說完這話,我頓時心安理得,小心翼翼的問馮振陽:“老馮,你不會因為這事兒要和我絕交吧!”
馮振陽捏著方向盤的手稍微頓了頓,側頭甩給我一記白眼:“沈佳瑛,病了就別說那麼多話,睡覺,到了我叫你。”
到,到哪兒去?經馮振陽這麼一提醒,我方才想起今夜身歸何處,也不知道趙一承走沒走,我是真心的不想跟他共處一室,不願意再與他有過多的糾纏。未免以防萬一,我還是去住酒店好了。
我一手捂著有些隱隱作痛的額頭,靠在座椅上雙眼微眯,對馮振陽道:“行,你送我到酒店去吧,我不想看到趙一承。”
“瞧瞧你這點兒破出息!我都不好意思承認咱倆是高中同學!”聽到馮振陽發自內心的鄙夷,我這心裡才算是真正的鬆了一口氣。一旦鬆了氣兒,也就沒了剛才的精氣神兒,整個人頓時虛弱下來。

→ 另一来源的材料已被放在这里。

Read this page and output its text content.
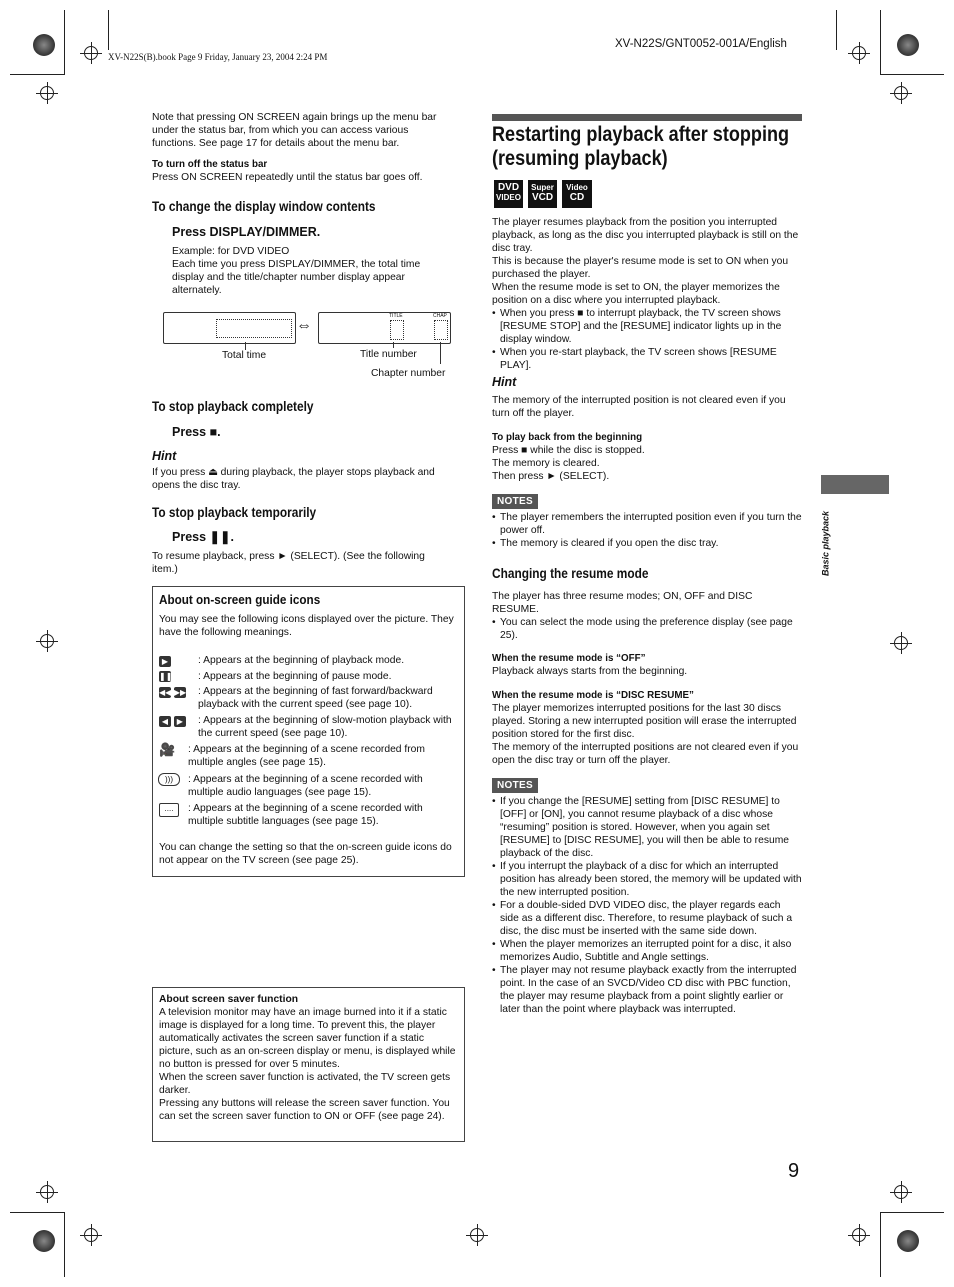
XV-N22S(B).book Page 9 Friday, January 23, 2004 2:24 PM
XV-N22S/GNT0052-001A/English

Note that pressing ON SCREEN again brings up the menu bar under the status bar, from which you can access various functions. See page 17 for details about the menu bar.

To turn off the status bar

Press ON SCREEN repeatedly until the status bar goes off.

To change the display window contents
Press DISPLAY/DIMMER.

Example: for DVD VIDEO

Each time you press DISPLAY/DIMMER, the total time display and the title/chapter number display appear alternately.

⇔
TITLE	CHAP
Total time	Title number
Chapter number
To stop playback completely
Press ■.
Hint
If you press ⏏ during playback, the player stops playback and opens the disc tray.
To stop playback temporarily
Press ❚❚.
To resume playback, press ► (SELECT). (See the following item.)
About on-screen guide icons
You may see the following icons displayed over the picture. They have the following meanings.
▶	: Appears at the beginning of playback mode.
❚❚ : Appears at the beginning of pause mode.
◀◀ ▶▶ : Appears at the beginning of fast forward/backward playback with the current speed (see page 10).
◀ ▶ : Appears at the beginning of slow-motion playback with the current speed (see page 10).
🎥 : Appears at the beginning of a scene recorded from multiple angles (see page 15).
)))	: Appears at the beginning of a scene recorded with multiple audio languages (see page 15).
....	: Appears at the beginning of a scene recorded with multiple subtitle languages (see page 15).
You can change the setting so that the on-screen guide icons do not appear on the TV screen (see page 25).

About screen saver function

A television monitor may have an image burned into it if a static image is displayed for a long time. To prevent this, the player automatically activates the screen saver function if a static picture, such as an on-screen display or menu, is displayed while no button is pressed for over 5 minutes.

When the screen saver function is activated, the TV screen gets darker.

Pressing any buttons will release the screen saver function. You can set the screen saver function to ON or OFF (see page 24).

Restarting playback after stopping
(resuming playback)
DVD
VIDEO
Super
VCD
Video
CD

The player resumes playback from the position you interrupted playback, as long as the disc you interrupted playback is still on the disc tray.

This is because the player's resume mode is set to ON when you purchased the player.

When the resume mode is set to ON, the player memorizes the position on a disc where you interrupted playback.

• When you press ■ to interrupt playback, the TV screen shows [RESUME STOP] and the [RESUME] indicator lights up in the display window.
• When you re-start playback, the TV screen shows [RESUME PLAY].
Hint
The memory of the interrupted position is not cleared even if you turn off the player.

To play back from the beginning

Press ■ while the disc is stopped.

The memory is cleared.

Then press ► (SELECT).

NOTES
• The player remembers the interrupted position even if you turn the power off.
• The memory is cleared if you open the disc tray.
Changing the resume mode

The player has three resume modes; ON, OFF and DISC RESUME.

• You can select the mode using the preference display (see page 25).

When the resume mode is “OFF”

Playback always starts from the beginning.

When the resume mode is “DISC RESUME”

The player memorizes interrupted positions for the last 30 discs played. Storing a new interrupted position will erase the interrupted position stored for the first disc.

The memory of the interrupted positions are not cleared even if you open the disc tray or turn off the player.

NOTES
• If you change the [RESUME] setting from [DISC RESUME] to [OFF] or [ON], you cannot resume playback of a disc whose “resuming” position is stored. However, when you again set [RESUME] to [DISC RESUME], you will then be able to resume playback of the disc.
• If you interrupt the playback of a disc for which an interrupted position has already been stored, the memory will be updated with the new interrupted position.
• For a double-sided DVD VIDEO disc, the player regards each side as a different disc. Therefore, to resume playback of such a disc, the disc must be inserted with the same side down.
• When the player memorizes an iterrupted point for a disc, it also memorizes Audio, Subtitle and Angle settings.
• The player may not resume playback exactly from the interrupted point. In the case of an SVCD/Video CD disc with PBC function, the player may resume playback from a point slightly earlier or later than the point where playback was interrupted.
Basic playback
9
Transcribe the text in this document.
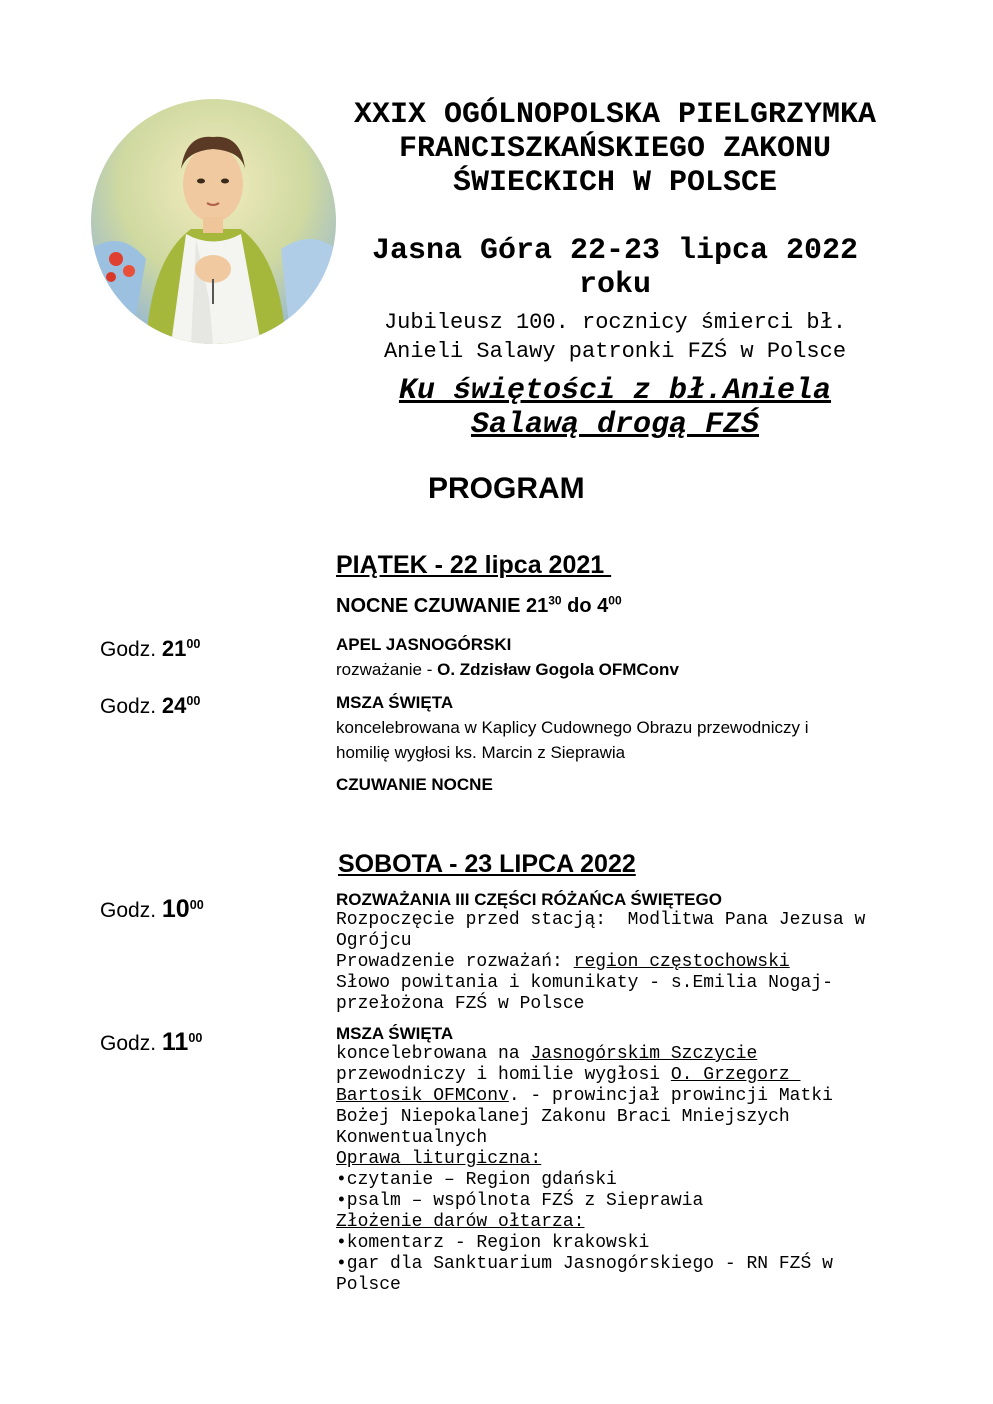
XXIX OGÓLNOPOLSKA PIELGRZYMKA
FRANCISZKAŃSKIEGO ZAKONU
ŚWIECKICH W POLSCE
Jasna Góra 22-23 lipca 2022
roku
Jubileusz 100. rocznicy śmierci bł.
Anieli Salawy patronki FZŚ w Polsce
Ku świętości z bł.Aniela
Salawą drogą FZŚ
PROGRAM
PIĄTEK - 22 lipca 2021
NOCNE CZUWANIE $21^{30}$ do $4^{00}$
Godz. $21^{00}$	APEL JASNOGÓRSKI
rozważanie - O. Zdzisław Gogola OFMConv
Godz. $24^{00}$	MSZA ŚWIĘTA
koncelebrowana w Kaplicy Cudownego Obrazu przewodniczy i
homilię wygłosi ks. Marcin z Sieprawia
CZUWANIE NOCNE
SOBOTA - 23 LIPCA 2022
Godz. $10^{00}$	ROZWAŻANIA III CZĘŚCI RÓŻAŃCA ŚWIĘTEGO
Rozpoczęcie przed stacją:  Modlitwa Pana Jezusa w
Ogrójcu
Prowadzenie rozważań: region częstochowski
Słowo powitania i komunikaty - s.Emilia Nogaj-
przełożona FZŚ w Polsce
Godz. $11^{00}$	MSZA ŚWIĘTA
koncelebrowana na Jasnogórskim Szczycie
przewodniczy i homilie wygłosi O. Grzegorz
Bartosik OFMConv. - prowincjał prowincji Matki
Bożej Niepokalanej Zakonu Braci Mniejszych
Konwentualnych
Oprawa liturgiczna:
•czytanie – Region gdański
•psalm – wspólnota FZŚ z Sieprawia
Złożenie darów ołtarza:
•komentarz - Region krakowski
•gar dla Sanktuarium Jasnogórskiego - RN FZŚ w
Polsce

接著閉眼沉沉睡去,再沒有力氣和他多說什麼。不知過了多久,朦朦朧朧中,感覺自己彷彿在空中移動。我想我大抵是燒得糊塗了,又在做夢,人沒有長翅膀,只能在地上走的。
我的確是在做夢,身下軟綿綿的,彷彿置身於一團棉花上。唇邊有一股溫暖而柔軟的溼意,我微微睜眼,男人英俊的面容映入眼簾。
我猛地往後一縮,下意識緊抓被子。驚訝的瞪著滿臉尷尬的馮振陽,心知肚明,嘴卻不聽使喚:“馮振陽!你在幹嘛!”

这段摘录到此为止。